An unusual condition attached to the project requires setting aside 25% of stadium parking lots considered for development as affordable housing.
First District Supervisor Hilda Solis and Metro board member pushed back against comments by project opponents, who told this news organization that those conditions are nothing more than lip service. “It (CBA) provides guardrails. It enhances transparency and ensures the community their concerns must be addressed,” Solis said.
Metro officials ensured Solis that conditions imposed would have to be met by ZET or Metro would hold back on approval of land use and air space lease agreements, preventing construction and operation of the gondolas.
The Metro board took more than two hours of public comments, which were mixed between supporters and opponents.
Those in favor included: Dodger fans, who wanted an easier way to reach the stadium on game day and members of ZET and its parent nonprofit, Climate Resolve, as well as other residents who said the gondolas will take cars off the roads, reduce air pollution as well as greenhouse gases that cause global climate change.
As the co-organizer of the first CicLAvia that inspires people to ride a bike, Jonathan Parfrey, founder and executive director of Climate Resolve, said the project would remove cars and reduce pollution. But it also will have a warming effect on riding public transit. “I believe the aerial gondola will be similarly inspirational for people to take public transit,” he told the board.
“It will transform the transit experience for Angelenos,” said David Kim, a ZET board member and former California secretary of transportation.
Opponents included residents of Chinatown whose neighborhoods, and in some cases, houses and backyards, would forever be changed by overhead gondolas and towers holding cables powered with humming electric motors; conservation groups that disagree with a station at the Los Angeles State Historic Park and residents who view it as a gift to a billionaire developer and not a solution to traffic, congestion and air pollution.
“This is an overpriced theme park ride that rips into our Chinatown neighborhood, built on the backs of low-income communities,” said Phyllis Ling, organizer of Stop The Gondola, a coalition of hundreds of Chinatown and Solano Canyon residents and 29 member agencies.
Others from the communities directly affected said the project would cause more traffic woes, not less, as people park at stations, add noise pollution and blight from the presence of large towers. Tommy Ling, a Chinatown resident, said the project doesn’t have a funding plan.
The cost has risen from $125 million six years ago to between $385 million and $500 million in January 2024. Ling said the conditions don’t make the project much better.
Members of the business community, including the business group BizFed, supported the project, saying it would bring in more tourist activity to Chinatown and the region.

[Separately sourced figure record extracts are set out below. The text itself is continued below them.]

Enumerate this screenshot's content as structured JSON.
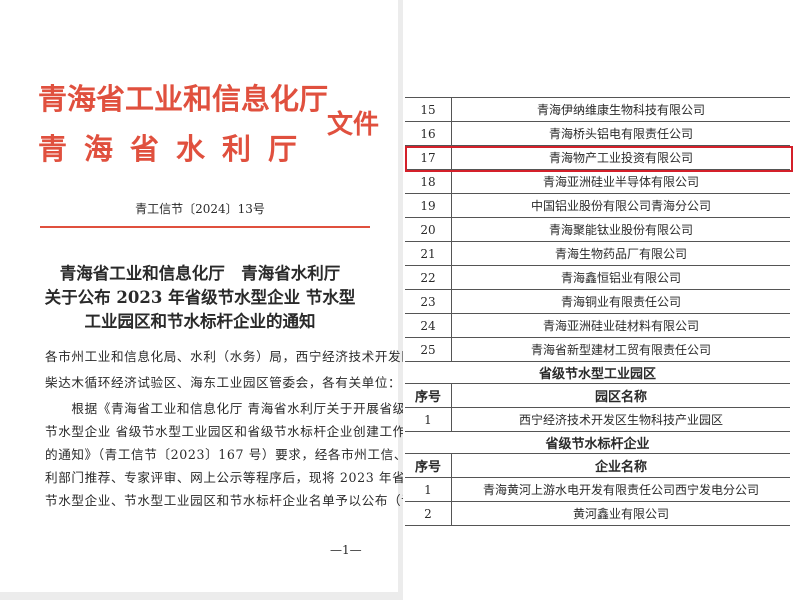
{
  "left_page": {
    "header_line1": "青海省工业和信息化厅",
    "header_line2": "青海省水利厅",
    "header_suffix": "文件",
    "doc_number": "青工信节〔2024〕13号",
    "title_lines": [
      "青海省工业和信息化厅　青海省水利厅",
      "关于公布 2023 年省级节水型企业 节水型",
      "工业园区和节水标杆企业的通知"
    ],
    "body_lines": [
      "各市州工业和信息化局、水利（水务）局，西宁经济技术开发区、",
      "柴达木循环经济试验区、海东工业园区管委会，各有关单位：",
      "　　根据《青海省工业和信息化厅 青海省水利厅关于开展省级",
      "节水型企业 省级节水型工业园区和省级节水标杆企业创建工作",
      "的通知》（青工信节〔2023〕167 号）要求，经各市州工信、水",
      "利部门推荐、专家评审、网上公示等程序后，现将 2023 年省级",
      "节水型企业、节水型工业园区和节水标杆企业名单予以公布（详"
    ],
    "page_number": "—1—"
  },
  "right_page": {
    "enterprises": [
      {
        "no": "15",
        "name": "青海伊纳维康生物科技有限公司"
      },
      {
        "no": "16",
        "name": "青海桥头铝电有限责任公司"
      },
      {
        "no": "17",
        "name": "青海物产工业投资有限公司",
        "highlighted": true
      },
      {
        "no": "18",
        "name": "青海亚洲硅业半导体有限公司"
      },
      {
        "no": "19",
        "name": "中国铝业股份有限公司青海分公司"
      },
      {
        "no": "20",
        "name": "青海聚能钛业股份有限公司"
      },
      {
        "no": "21",
        "name": "青海生物药品厂有限公司"
      },
      {
        "no": "22",
        "name": "青海鑫恒铝业有限公司"
      },
      {
        "no": "23",
        "name": "青海铜业有限责任公司"
      },
      {
        "no": "24",
        "name": "青海亚洲硅业硅材料有限公司"
      },
      {
        "no": "25",
        "name": "青海省新型建材工贸有限责任公司"
      }
    ],
    "parks_section": {
      "title": "省级节水型工业园区",
      "col_no": "序号",
      "col_name": "园区名称",
      "rows": [
        {
          "no": "1",
          "name": "西宁经济技术开发区生物科技产业园区"
        }
      ]
    },
    "benchmark_section": {
      "title": "省级节水标杆企业",
      "col_no": "序号",
      "col_name": "企业名称",
      "rows": [
        {
          "no": "1",
          "name": "青海黄河上游水电开发有限责任公司西宁发电分公司"
        },
        {
          "no": "2",
          "name": "黄河鑫业有限公司"
        }
      ]
    },
    "highlight_color": "#d4202a"
  },
  "colors": {
    "header_red": "#e0503e"
  }
}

“We think it will help draw new guests to Olvera Street,” said Dominic Camacho, an owner of Camacho’s Cafe. He said Olvera street and El Pueblo area eateries have suffered lately and would benefit from the ridership.
Los Angeles City Councilmember Eunisses Hernandez, whose district includes the project corridor, asked Metro to turn it down, even with the added conditions. “A project that needs more than 30 checks and balances to make it palatable, many of which are not enforceable by this body, is a project that can’t stand on its feet,” she said.